Just a few months ago, real estate was on fire. Prices were blowing past records set during the previous decade’s housing bubble as desperate buyers bought whatever was available at above the asking price while homeowners, confident that prices would keep rising, held out for the next big pop to sell. Notice on the following chart how the ascent steepens at the beginning of this year.
Then, as if someone flipped a switch, the trend shifted into reverse. Not just in the US but nearly everywhere. This list of recent headlines tells the tale:
Housing demand sees biggest drop in more than 2 years
Hamptons property sales slow as caution spreads to the wealthy
Home Prices Are Falling in One of America’s Richest Suburbs
First Time Ever, More Chinese sellers than buyers
Vancouver Suffers Its Worst July for Home Sales Since 2000
Record Drop in Foreigners Buying U.S. Homes
Australian home prices take biggest dip since 2011
The End of the Global Housing Boom
Manhattan Real Estate: Prices Plummet, Sales Tank
What’s happening and why is it happening now?
Several things came together pretty much simultaneously to turn houses from must-have-at-any-price necessities into completely optional and maybe not even desirable: First, prices rose beyond the reach of all but the seriously affluent.
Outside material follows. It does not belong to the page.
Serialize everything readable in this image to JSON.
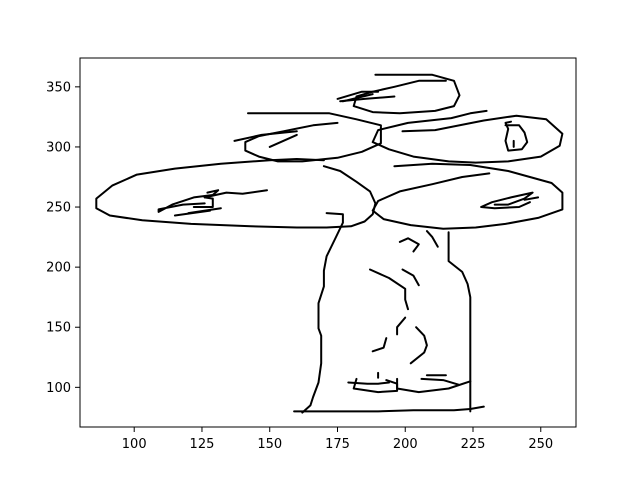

The gap between the price of the average home and the size of the mortgage the average local buyer can afford has been rising for years, but recently in the hottest markets it has become a chasm. Meanwhile, mortgage rates have started to rise, increasing the monthly payment on a given house dramatically.
If you live in San Francisco or Sydney or Vancouver, chances are you can’t afford to buy a decent house – not even close. And if you can’t you don’t.
Second, the eruption of trade wars between the US, China and Europe has made foreign houses less straightforward for Chinese and Russian millionaires. As a result, fewer of them are making all-cash, price-is-no-object offers on overseas trophy properties.
The reverse wealth effect should terrify holders of stocks and bonds
For the past several decades it’s been the explicit policy of governments and central banks to use low interest rates and more recently direct purchases of stocks and bonds to push up the price of financial assets. The goal was to make holders of those assets feel rich and smart and therefore more inclined to borrow and spend on frivolous stuff that would boost GDP. This is called the wealth effect and it’s been firing on all cylinders in the age of QE and ZIRP. But all that borrowing – by individuals to buy houses (and SUVs and 70-inch flat-screens), corporations to buy back their stock – and buy out each other – at record high prices, and governments to build unnecessary roads and bridges and invade each other – has left a lot of debt lying around that has to be paid off with future cash flow.
Let a huge sector like housing turn down and the wealth effect will shift into reverse, as every homeowner in the world watches their biggest asset shed the leveraged profits that had made them feel rich and smart. Now they feel poor and dumb, and suddenly risk-sensitive. So they pull up their stock portfolios and find a bunch of price charts with a disturbing resemblance to that of their house. Armed with the sudden revelation that trends can reverse, they decide to lock in some of their Apple and Google profits. Millions of others make the same decision, and high-flying tech stocks start behaving like wounded ducks.
And just like that the markets’ emotional tone shifts from carefree buy-the-dip to terrified sell-the-rip. Capital gains tax revenues dry up, government deficits soar, and the river of cash flow that was earmarked for servicing a mountain of debt slows to a trickle. And it’s hello, 2008.